Post by andyb » Thu Aug 21, 2008 8:30 am

Well at least they have a quick turnround.

I posted them the faulty mobo on Friday 15th, and got it back today, the 22nd. This includes my delivery time of 2-4 days, and their delivery time of 1 day? At most they had it for 24 hours. The replacement works and has already been overclocked by 25%, I have not given it a rigourous test yet, and wont be able to until Friday or Saturday.


Andy

peerke
Posts: 186
Joined: Thu Aug 21, 2003 7:17 am
Location: Leiden, The Netherlands

Post by peerke » Thu Aug 21, 2008 1:09 pm

jhhoffma wrote:
andyb wrote:I have had large heavy CRT monitors collected and delivered back free of charge by Samsung in the past
Samsung had, by far, the best warranty service on its CRTs. I had a friend who had an old 955df and had to have it replaced after 2 years (this was a LONG time ago). Samsung picked it up and shipped him a new one at no cost to him.
Eizo did the same for my TFT after 4 years (5 year waranty). They even drove to my home address after just missing the appointment at work.
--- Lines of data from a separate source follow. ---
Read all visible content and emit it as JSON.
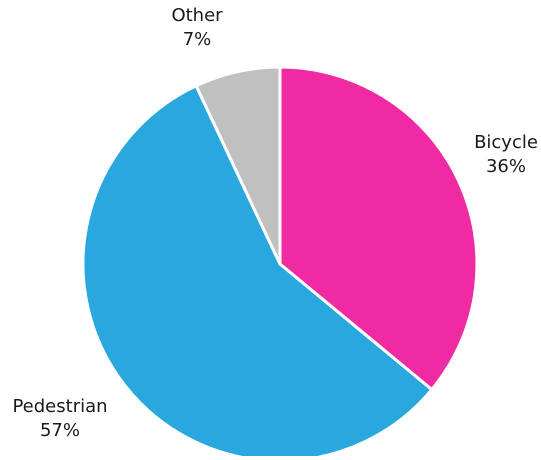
{
  "chart_data": {
    "type": "pie",
    "title": "",
    "start_angle_deg": 0,
    "direction": "clockwise",
    "slices": [
      {
        "label": "Bicycle",
        "value": 36,
        "value_label": "36%",
        "color": "#f02aa3"
      },
      {
        "label": "Pedestrian",
        "value": 57,
        "value_label": "57%",
        "color": "#29a8e0"
      },
      {
        "label": "Other",
        "value": 7,
        "value_label": "7%",
        "color": "#c0c0c0"
      }
    ],
    "separator_color": "#ffffff"
  }
}
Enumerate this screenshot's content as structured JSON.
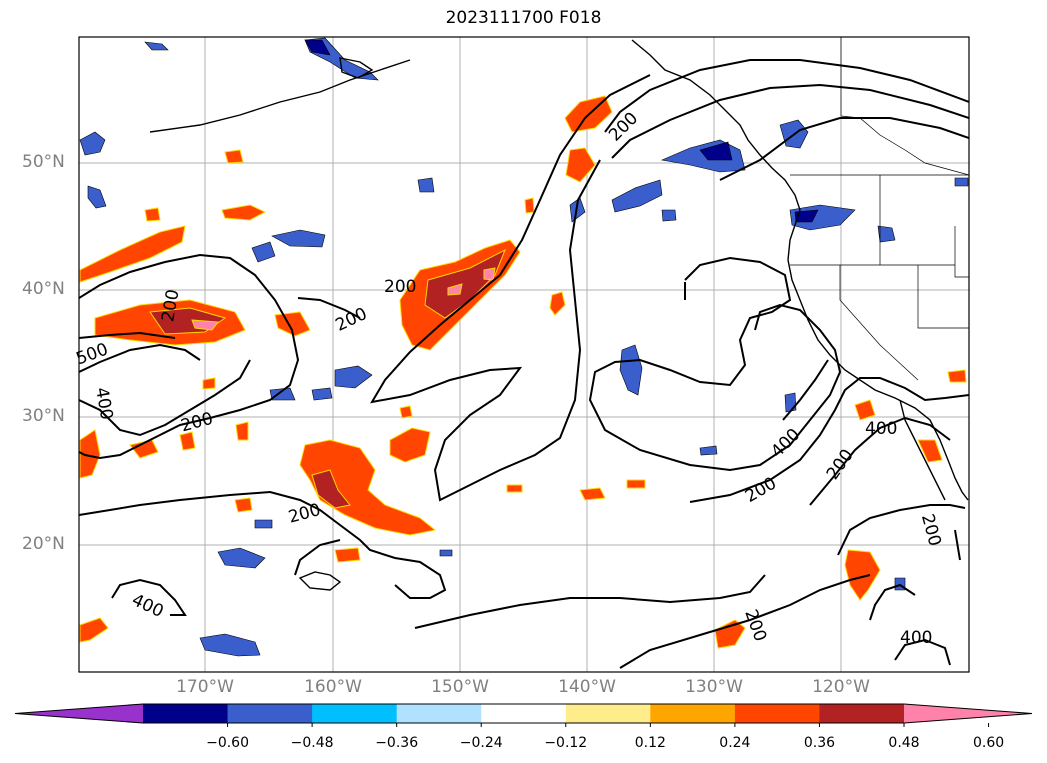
{
  "title": "2023111700 F018",
  "map": {
    "lat_labels": [
      "50°N",
      "40°N",
      "30°N",
      "20°N"
    ],
    "lon_labels": [
      "170°W",
      "160°W",
      "150°W",
      "140°W",
      "130°W",
      "120°W"
    ],
    "contour_labels": [
      "200",
      "200",
      "200",
      "200",
      "200",
      "200",
      "200",
      "200",
      "200",
      "200",
      "400",
      "400",
      "400",
      "400",
      "400",
      "500"
    ]
  },
  "colorbar": {
    "ticks": [
      "−0.60",
      "−0.48",
      "−0.36",
      "−0.24",
      "−0.12",
      "0.12",
      "0.24",
      "0.36",
      "0.48",
      "0.60"
    ],
    "colors": [
      "#9932cc",
      "#00008b",
      "#3a5fcd",
      "#00bfff",
      "#b0e2ff",
      "#ffffff",
      "#ffec8b",
      "#ffa500",
      "#ff4500",
      "#b22222",
      "#ff82ab"
    ]
  }
}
The delivery man turned out to be a technician employed by Eizo who swapped the broken one (one vertical row of pixels was dead) in my room for a brand new one and offered to hook it up to my computer. You can't get better warranty service than that.

Ch0z3n
Posts: 400
Joined: Thu Oct 02, 2008 5:48 am
Location: Orlando, FL

Post by Ch0z3n » Wed Apr 15, 2009 3:17 am

You said it was fixed, does that mean you didn't have to pay the 10 GBP? I'd have raised hell. Then again, I don't like paying shipping to them, so I generally complain enough till they send me prepaid lables. I just don't see why I should have to pay money to send them their faulty product back. If they make good products then they won't have a large number of lables to pay for, percentage wise. If they make crummy products, it serves them right.

doveman
Posts: 870
Joined: Mon Jan 29, 2007 10:30 am
Location: London

Post by doveman » Wed Apr 15, 2009 6:01 am

Never had any problems RMA'ing faulty DVD writers back to ebuyer for full refund, even close to the end of the 1-yr warranty but if they are refusing to accept their legal obligations under UK trading law as retailer for faulty components such as motherboards, I'll be looking elsewhere for my new build. Thanks for the warning.